What a pair ... is.
Heiress Paris Hilton, 24, has announced her engagement to 27-year-old Paris Latsis. Any other girl could be forgiven for swooning over this Greek bachelor, whose family is collectively worth about $7.5 billion, but Hilton is playing with fire.
Famous people with the same name should never even date. Remember the sad history of Tom Cruise and Penelope Cruz, whose courtship clearly left both traumatized -- how else to explain the Katie Holmes fiasco, or Penelope's flight into the arms of Matthew McConaughey? Or worse, consider the fate of Evelyn and Evelyn Waugh, who -- throughout their brief and unhappy union -- were reportedly known to friends as "Hevelyn and Shevelyn."
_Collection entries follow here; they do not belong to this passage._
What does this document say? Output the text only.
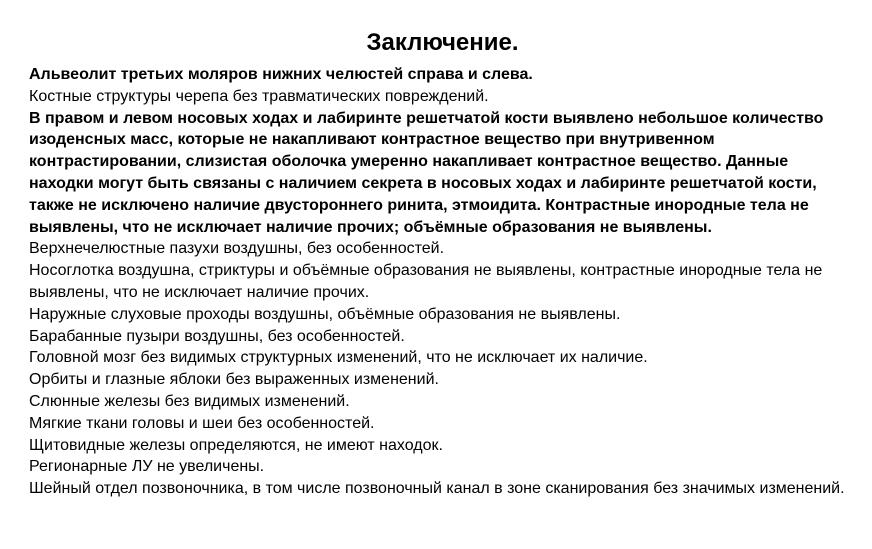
Заключение.

Альвеолит третьих моляров нижних челюстей справа и слева.

Костные структуры черепа без травматических повреждений.

В правом и левом носовых ходах и лабиринте решетчатой кости выявлено небольшое количество изоденсных масс, которые не накапливают контрастное вещество при внутривенном контрастировании, слизистая оболочка умеренно накапливает контрастное вещество. Данные находки могут быть связаны с наличием секрета в носовых ходах и лабиринте решетчатой кости, также не исключено наличие двустороннего ринита, этмоидита. Контрастные инородные тела не выявлены, что не исключает наличие прочих; объёмные образования не выявлены.

Верхнечелюстные пазухи воздушны, без особенностей.

Носоглотка воздушна, стриктуры и объёмные образования не выявлены, контрастные инородные тела не выявлены, что не исключает наличие прочих.

Наружные слуховые проходы воздушны, объёмные образования не выявлены.

Барабанные пузыри воздушны, без особенностей.

Головной мозг без видимых структурных изменений, что не исключает их наличие.

Орбиты и глазные яблоки без выраженных изменений.

Слюнные железы без видимых изменений.

Мягкие ткани головы и шеи без особенностей.

Щитовидные железы определяются, не имеют находок.

Регионарные ЛУ не увеличены.

Шейный отдел позвоночника, в том числе позвоночный канал в зоне сканирования без значимых изменений.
Similar questions of nomenclature now surround this latest twin set. Will she take his name, leaving high society doubly blessed with two Paris Latsises, but bereft of even a single Paris Hilton? Even if she keeps her name, what will we call them: Parisians? Parisi? Parisites? Will they share a password? Inquiring Sidekick hackers want to know.
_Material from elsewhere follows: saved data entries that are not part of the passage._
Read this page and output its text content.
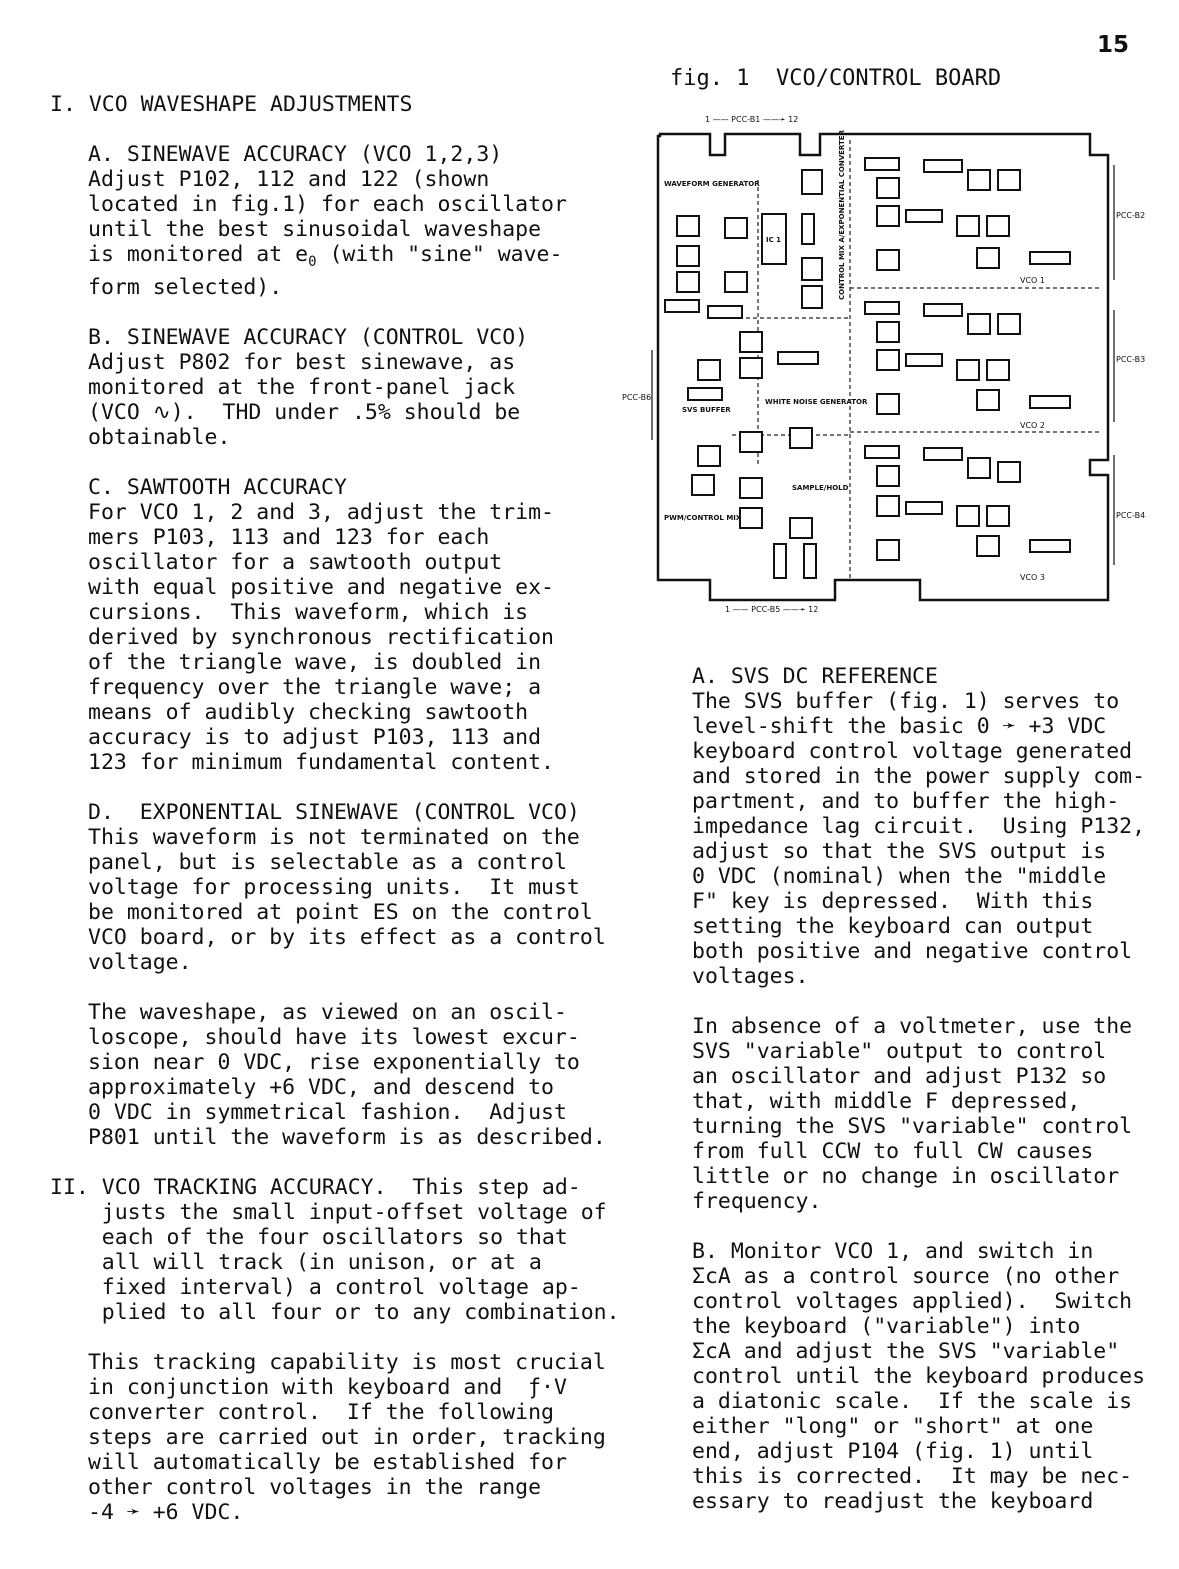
15

I. VCO WAVESHAPE ADJUSTMENTS

A. SINEWAVE ACCURACY (VCO 1,2,3)

Adjust P102, 112 and 122 (shown

located in fig.1) for each oscillator

until the best sinusoidal waveshape

is monitored at $e_0$ (with "sine" wave-

form selected).

B. SINEWAVE ACCURACY (CONTROL VCO)

Adjust P802 for best sinewave, as

monitored at the front-panel jack

(VCO ∿).  THD under .5% should be

obtainable.

C. SAWTOOTH ACCURACY

For VCO 1, 2 and 3, adjust the trim-

mers P103, 113 and 123 for each

oscillator for a sawtooth output

with equal positive and negative ex-

cursions.  This waveform, which is

derived by synchronous rectification

of the triangle wave, is doubled in

frequency over the triangle wave; a

means of audibly checking sawtooth

accuracy is to adjust P103, 113 and

123 for minimum fundamental content.

D.  EXPONENTIAL SINEWAVE (CONTROL VCO)

This waveform is not terminated on the

panel, but is selectable as a control

voltage for processing units.  It must

be monitored at point ES on the control

VCO board, or by its effect as a control

voltage.

The waveshape, as viewed on an oscil-

loscope, should have its lowest excur-

sion near 0 VDC, rise exponentially to

approximately +6 VDC, and descend to

0 VDC in symmetrical fashion.  Adjust

P801 until the waveform is as described.

II. VCO TRACKING ACCURACY.  This step ad-

justs the small input-offset voltage of

each of the four oscillators so that

all will track (in unison, or at a

fixed interval) a control voltage ap-

plied to all four or to any combination.

This tracking capability is most crucial

in conjunction with keyboard and  ƒ·V

converter control.  If the following

steps are carried out in order, tracking

will automatically be established for

other control voltages in the range

-4 ➛ +6 VDC.

fig. 1  VCO/CONTROL BOARD
WAVEFORM GENERATOR
WHITE NOISE GENERATOR
SAMPLE/HOLD
PWM/CONTROL MIX
SVS BUFFER
IC 1	CONTROL MIX A/EXPONENTIAL CONVERTER	VCO 1
VCO 2
VCO 3
1 —— PCC-B1 ——➛ 12
1 —— PCC-B5 ——➛ 12
PCC-B6
PCC-B2
PCC-B3
PCC-B4

A. SVS DC REFERENCE

The SVS buffer (fig. 1) serves to

level-shift the basic 0 ➛ +3 VDC

keyboard control voltage generated

and stored in the power supply com-

partment, and to buffer the high-

impedance lag circuit.  Using P132,

adjust so that the SVS output is

0 VDC (nominal) when the "middle

F" key is depressed.  With this

setting the keyboard can output

both positive and negative control

voltages.

In absence of a voltmeter, use the

SVS "variable" output to control

an oscillator and adjust P132 so

that, with middle F depressed,

turning the SVS "variable" control

from full CCW to full CW causes

little or no change in oscillator

frequency.

B. Monitor VCO 1, and switch in

ΣcA as a control source (no other

control voltages applied).  Switch

the keyboard ("variable") into

ΣcA and adjust the SVS "variable"

control until the keyboard produces

a diatonic scale.  If the scale is

either "long" or "short" at one

end, adjust P104 (fig. 1) until

this is corrected.  It may be nec-

essary to readjust the keyboard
More pressing than the marriage's semantics, though, are its sweeping implications for humanity. People named Paris have a long history of social irresponsibility, particularly those who hail from the Mediterranean region that Paris Latsis calls home. The fall of Troy is typically pinned on the beautiful Helen, but it was her lover, Paris, who stole her from the Spartan king, and then -- thousands of years later -- tormented classics scholars by taking the form of Orlando Bloom in the recent epic movie Troy.
It was a lesser-known Paris, too, who in Verona helped doom the most lauded love affair of all time -- that of Romeo and Juliet, paramours whose names, you will recall, were different enough to become a point of familial contention. In any case, Shakespeare's lustful Paris would not wait until Juliet hit 14 to woo and marry her, and in his haste triggered a tragic chain of events that ended in self-inflicted wounds and a clammy tomb.
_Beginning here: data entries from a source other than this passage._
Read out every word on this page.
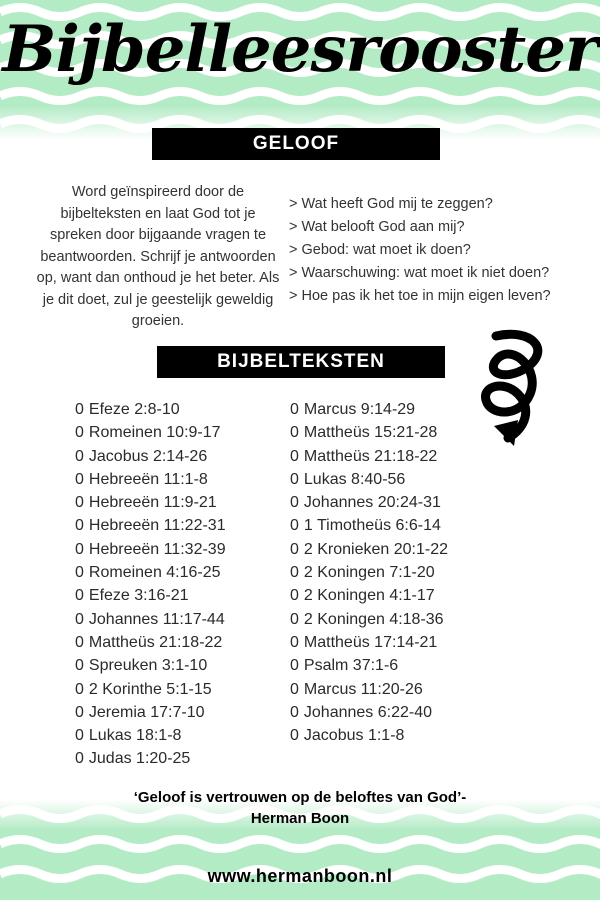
Bijbelleesrooster
GELOOF
Word geïnspireerd door de bijbelteksten en laat God tot je spreken door bijgaande vragen te beantwoorden. Schrijf je antwoorden op, want dan onthoud je het beter. Als je dit doet, zul je geestelijk geweldig groeien.
> Wat heeft God mij te zeggen?
> Wat belooft God aan mij?
> Gebod: wat moet ik doen?
> Waarschuwing: wat moet ik niet doen?
> Hoe pas ik het toe in mijn eigen leven?
BIJBELTEKSTEN
0 Efeze 2:8-10
0 Romeinen 10:9-17
0 Jacobus 2:14-26
0 Hebreeën 11:1-8
0 Hebreeën 11:9-21
0 Hebreeën 11:22-31
0 Hebreeën 11:32-39
0 Romeinen 4:16-25
0 Efeze 3:16-21
0 Johannes 11:17-44
0 Mattheüs 21:18-22
0 Spreuken 3:1-10
0 2 Korinthe 5:1-15
0 Jeremia 17:7-10
0 Lukas 18:1-8
0 Judas 1:20-25
0 Marcus 9:14-29
0 Mattheüs 15:21-28
0 Mattheüs 21:18-22
0 Lukas 8:40-56
0 Johannes 20:24-31
0 1 Timotheüs 6:6-14
0 2 Kronieken 20:1-22
0 2 Koningen 7:1-20
0 2 Koningen 4:1-17
0 2 Koningen 4:18-36
0 Mattheüs 17:14-21
0 Psalm 37:1-6
0 Marcus 11:20-26
0 Johannes 6:22-40
0 Jacobus 1:1-8
‘Geloof is vertrouwen op de beloftes van God’-
Herman Boon
www.hermanboon.nl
In modern times, we've had to deal with Maryland's own Parris Glendening, who -- whatever his political skills -- reportedly had an extramarital affair while serving as governor. And less local but more worrisome is Paris Michael Katherine Jackson, daughter of the pajama-sporting pop star on trial accused of molesting an adolescent cancer patient. This little Paris' destiny has yet to play out. One can only imagine what the intersection of the Jackson legacy and the Paris curse portends -- the apocalypse, perhaps? And if young Paris Jackson doesn't succeed in wrecking the world, surely the spawn of Paris squared will do the trick. A table-dancing, sex-tape-starring, teacup-Chihuahua-toting beast is slouching toward Bethlehem. In stilettos. Now that's hot.
But wait. Though potentially ruinous for civilization, the Paris-and-Paris marriage deserves plaudits as a revolutionary marketing strategy. Ms. Hilton is, after all, a woman with her own perfume, television show, modeling gig, acting career, nightclub and jewelry brand, and she's expected to unveil signature handbags, boutique hotels and energy drinks as well. Paris-branded husbands are the obvious next step. And why not? Latsis is likely the earliest model in a long, long line.